Exclusive: Polymarket acquires the startup Brahma, in effort to scale its crypto and DeFi infrastructure
Polymarket, one of the two leading prediction market sites, built its platform on blockchain rails—a design that offers efficiency but that can also add a layer of unwanted complexity. On Wednesday, the fast-growing company took a step that will help it tuck those blockchain elements further into the background: Polymarket announced it is acquiring Brahma, a startup that specializes in providing crypto and DeFi infrastructure for businesses and individuals managing digital assets. The financial terms of the deal were not disclosed.
“Building reliable infrastructure across blockchain networks and traditional financial rails is hard—there are no shortcuts,” said Shayne Coplan, founder and CEO of Polymarket, in an email to Fortune. “The Brahma team has shown they can design, operate and scale complex products for sophisticated users.”
While Polymarket expects the acquisition will improve its user experience, the move also signals the company—which has quickly grown to a reported $20 billion valuation—is doubling down on its crypto roots. Polymarket has been using blockchain rails since its inception, whereas its main competitor Kalshi functions largely with fiat currency.
One way that Brahma could help Polymarket is by bringing additional liquidity to smaller wagers. Larger event contracts, like those in sports or politics, easily bring lots of money into the pool. But smaller wagers focused on niche areas such as, for instance, the outcome of a bowling match in Spain, struggle to amass a sizable amount of liquidity. Brahma’s experience in DeFi, a decentralized field of crypto defined by rapid trading and users with a high capacity for risk, could help draw in additional capital to more thinly traded contracts.
Alessandro Tenconi, one of the co-founders of Brahma, said in an interview with Fortune that his startup could remove the friction for Polymarket users when it comes to creating a wallet, depositing and converting shares, and redeeming outcome tokens.
Brahma, started in 2021 by Tenconi and his co-founders Akanshu Jain and Bapi Reddy Karri, has helped both businesses and individuals use DeFi at scale. The startup says that it has processed more than $1 billion in transactions. When it joins Polymarket, Brahma will wind down its projects with other companies and individuals.
This is not the first time that Polymarket has sought to expand by hiring talent through an acquisition. In February, the prediction market platform acquired Dome, a Y Combinator backed startup, to bolster its developer tools. Polymarket also acquired a boutique executive search firm called Lunch in February.

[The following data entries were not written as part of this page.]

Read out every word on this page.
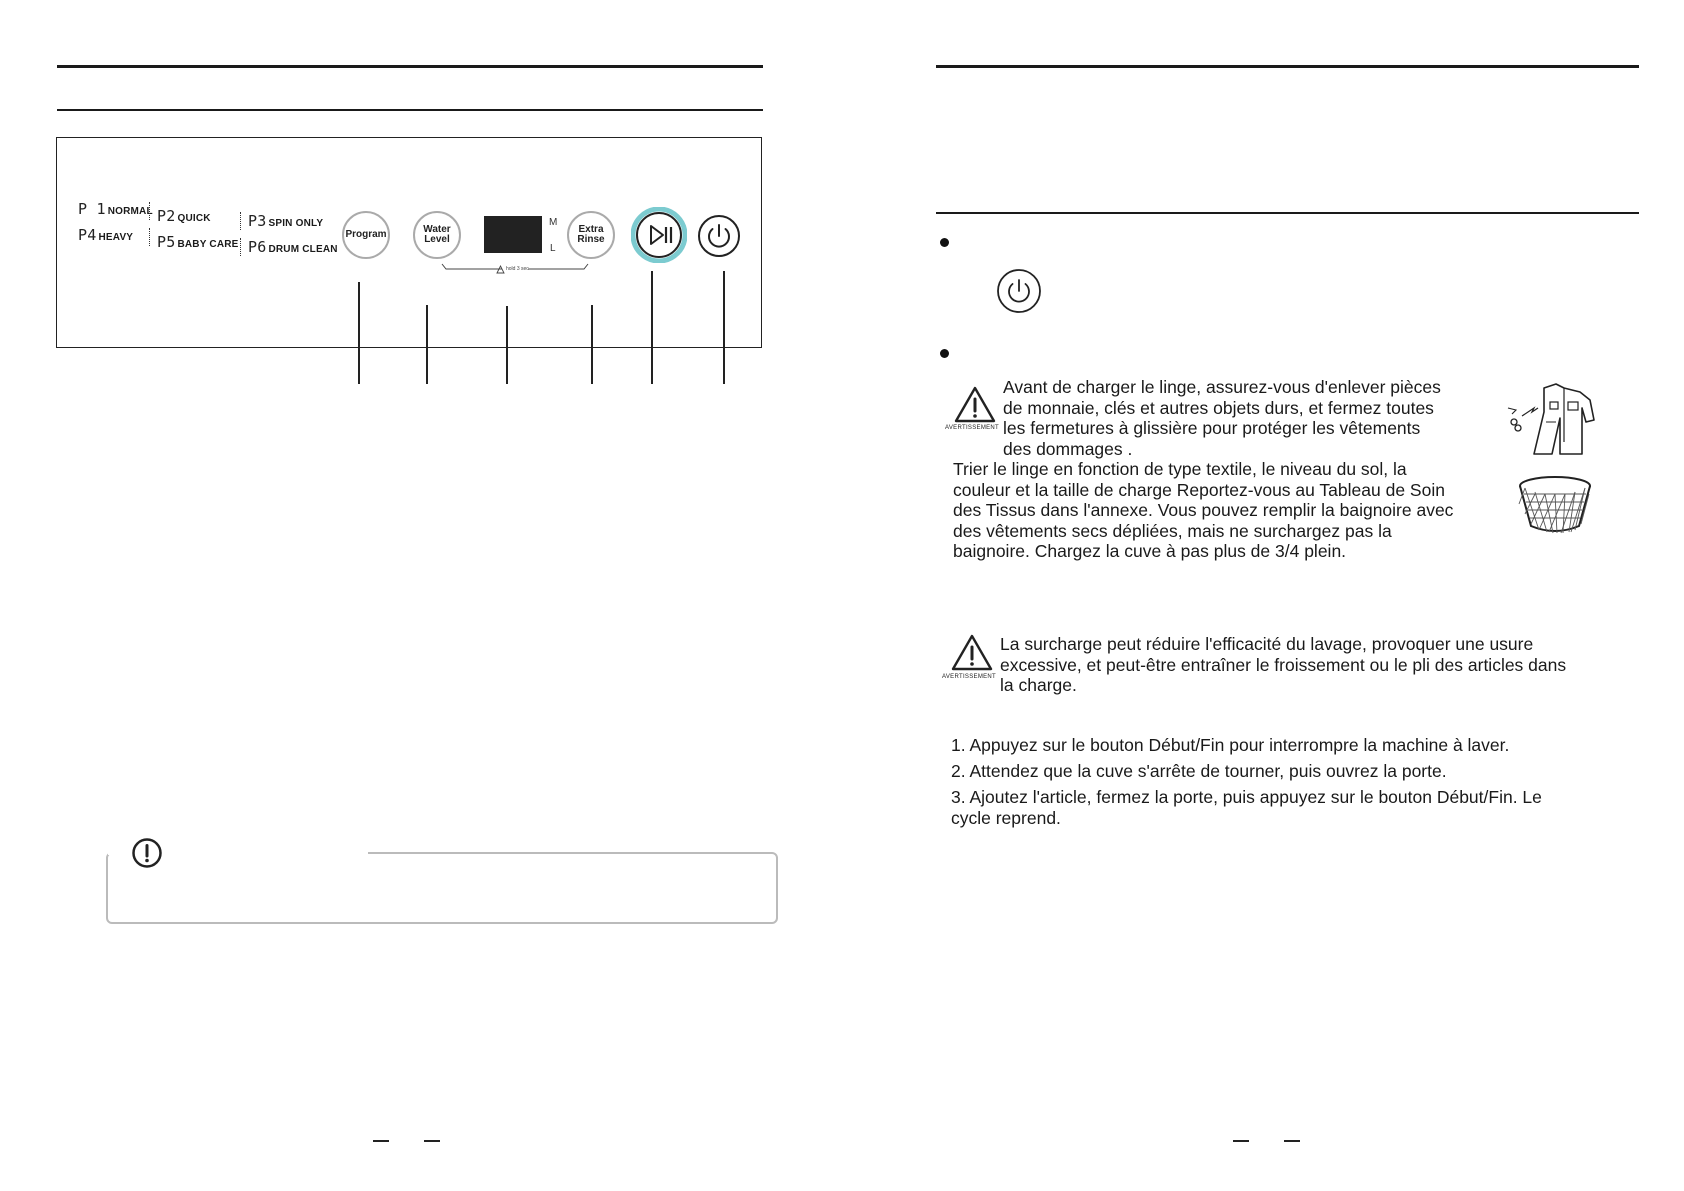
P 1 NORMAL
P4 HEAVY
P2 QUICK
P5 BABY CARE
P3 SPIN ONLY
P6 DRUM CLEAN
Program	Water
Level
M
L
Extra
Rinse
hold 3 sec
AVERTISSEMENT
Avant de charger le linge, assurez-vous d'enlever pièces
de monnaie, clés et autres objets durs, et fermez toutes
les fermetures à glissière pour protéger les vêtements
des dommages .
Trier le linge en fonction de type textile, le niveau du sol, la
couleur et la taille de charge Reportez-vous au Tableau de Soin
des Tissus dans l'annexe. Vous pouvez remplir la baignoire avec
des vêtements secs dépliées, mais ne surchargez pas la
baignoire. Chargez la cuve à pas plus de 3/4 plein.
AVERTISSEMENT
La surcharge peut réduire l'efficacité du lavage, provoquer une usure
excessive, et peut-être entraîner le froissement ou le pli des articles dans
la charge.
1. Appuyez sur le bouton Début/Fin pour interrompre la machine à laver.
2. Attendez que la cuve s'arrête de tourner, puis ouvrez la porte.
3. Ajoutez l'article, fermez la porte, puis appuyez sur le bouton Début/Fin. Le
cycle reprend.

Tenconi says that one night in September, at 1 AM, he got a Telegram message from someone saying that Coplan, the CEO of Polymarket, wanted to talk to him. Ten minutes later, the two were on a call. He says that Coplan was looking for people who could build fast, build quality, and who had the chops. “It was like builders talking to builders,” Tenconi said, about that first phone call. “The rest happened very naturally.”